In the first chapter of “Master of the Senate”, the thick bestseller about Lyndon Johnson’s pre-presidential career, Robert Caro describes how the 1868 US Senate rejected impeachment conviction of President *Andrew* Johnson for vetoing popular legislation (which punished the post-war south.) Senator Lyman Trumball, a supporter of that same legislation, nonetheless opposed conviction: “Once set, the example of impeaching a President for what, when the excitement of the hour having subsided, will be regarded as insufficient cause, no future President will be safe… What then becomes of the checks and balances of the Constitution?”

 

Davis is an unlikable outcome of our cash-powered political ecosystem. But his recall is something much worse: part of an escalation of right-wing attacks on democracy. Jeb Bush’s voter purge removed tens of thousands of legitimate and likely Gore voters from the Florida voter rolls, falsely suspected as felons, just months before the 2000 election. This, more than the Supreme Court or hanging chads, handed the Presidency to brother George. This year, Republican Texan legislators have staged an unprecedented attempt to prematurely redraw Congressional district boundaries, again disenfranchising Black Democratic voters in order to consolidate Republican Congressional power (see savetexasreps.com.) If you think Republicans wanted Davis recalled for serious ethical or managerial failures, why did Issa (on September 23rd) urge Republicans to reject the recall if it appeared that a Schwarzenegger-McClintock split would hand Bustamante a victory?

 

I’m voting No on the recall, to help stop the unraveling of democracy all across America.
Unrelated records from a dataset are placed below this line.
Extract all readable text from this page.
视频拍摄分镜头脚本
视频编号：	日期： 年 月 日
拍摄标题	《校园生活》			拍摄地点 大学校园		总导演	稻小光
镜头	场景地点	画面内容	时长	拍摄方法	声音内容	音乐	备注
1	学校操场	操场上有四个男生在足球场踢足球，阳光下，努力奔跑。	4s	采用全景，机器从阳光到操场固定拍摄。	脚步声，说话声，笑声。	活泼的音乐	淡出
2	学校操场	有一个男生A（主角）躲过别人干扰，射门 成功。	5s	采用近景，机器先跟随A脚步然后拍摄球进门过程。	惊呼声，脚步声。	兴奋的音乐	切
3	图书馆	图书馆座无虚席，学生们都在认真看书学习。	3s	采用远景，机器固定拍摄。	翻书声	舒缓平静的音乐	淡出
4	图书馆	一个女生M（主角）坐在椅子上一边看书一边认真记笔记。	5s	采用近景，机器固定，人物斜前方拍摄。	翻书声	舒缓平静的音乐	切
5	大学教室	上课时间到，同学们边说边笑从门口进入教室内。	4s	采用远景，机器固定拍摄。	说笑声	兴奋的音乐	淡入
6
But if you, like I, want your No Recall vote to be more than a Yes Davis vote, more is required. If you want to reject the “win at any cost” approach that has infected even our City Council elections, you need to look further down the ballot. Arianna Huffington and Peter Camejo understand what has diseased the governance of this state, and have the independence and strength to cure it. Camejo, for example, showing the depth of his knowledge, pointed out how a Governor not beholden to Big Energy could use the power of state pension funds’ stock ownership to renegotiate those expensive energy contracts.

 

Huffington’s long transformation from Republican to independent populist came from her first-hand experience, as a community service volunteer, with the failures of trickle-down economics. She’s launching a “Clean Elections Initiative” for the November 2004 ballot, patterned after the successful public campaign funding programs in Maine and Arizona (see votearianna.com.)

 

If I end up voting for Bustamante over Camejo or Huffington, it’s primarily to avoid a repeat of the Presidential outcome, especially environmental impacts of the Hummernator. But without leadership for thorough campaign finance reform, based on public funding, we can expect more of the same in Sacramento (and Petaluma), regardless who wins the recall battle.